Tom Hanks has said in a new interview that he couldn’t play a gay lawyer in Philadelphia today.
Hanks earned a Best Actor Oscar for his portrayal of Andrew Beckett, a gay attorney who was battling workplace discrimination after being diagnosed with AIDS.
In a new interview with The New York Times Magazine published today (June 16), Hanks said it was “rightly so” that this was the case now, as Hollywood looks for more diversity in its casting.
“Could a straight man do what I did in Philadelphia now? No, and rightly so,” Hanks told the publication.
“The whole point of Philadelphia was don’t be afraid. One of the reasons people weren’t afraid of that movie is that I was playing a gay man.” Hanks added: “We’re beyond that now.”

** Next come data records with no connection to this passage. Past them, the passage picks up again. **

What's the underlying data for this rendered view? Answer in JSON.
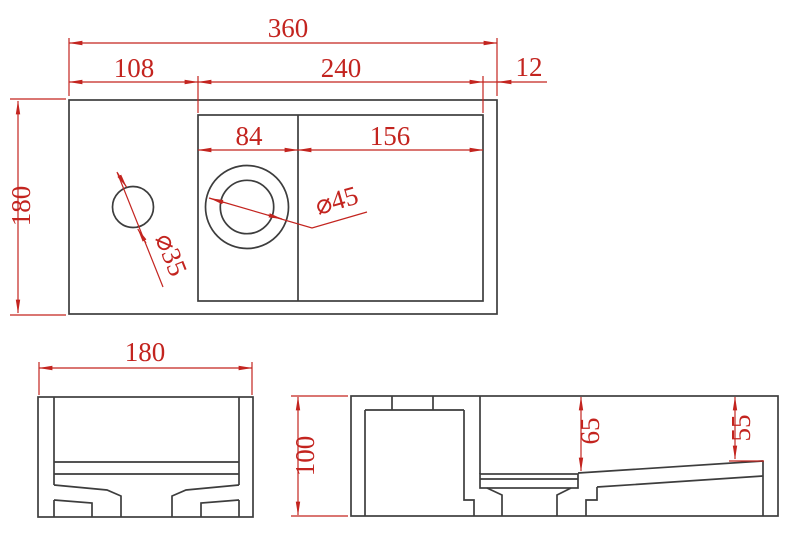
{
  "colors": {
    "background": "#ffffff",
    "geometry_line": "#3d3d3d",
    "dimension_red": "#c3241f"
  },
  "views": {
    "top": {
      "overall_width": "360",
      "segment_left": "108",
      "segment_middle": "240",
      "segment_right": "12",
      "overall_depth": "180",
      "bowl_segment_left": "84",
      "bowl_segment_right": "156",
      "faucet_hole_diameter": "⌀35",
      "drain_diameter": "⌀45"
    },
    "front": {
      "overall_width": "180"
    },
    "side": {
      "overall_height": "100",
      "bowl_depth_left": "65",
      "bowl_depth_right": "55"
    }
  }
}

“I don’t think people would accept the inauthenticity of a straight guy playing a gay guy,” he went on.
“It’s not a crime, it’s not boohoo, that someone would say we are going to demand more of a movie in the modern realm of authenticity. Do I sound like I’m preaching? I don’t mean to.”
In his Oscar acceptance speech for the role, Hanks said: “I know that my work in this case is magnified by the fact that the streets of heaven are too crowded with angels. We know their names. They number a thousand for each one of the red ribbons that we wear here tonight.”
Back in 2018, Hanks and his Philadelphia co-star Denzel Washington marked the 25th anniversary of the film by appearing in a powerful video about the progress made in tackling HIV and AIDS since the release of the landmark film.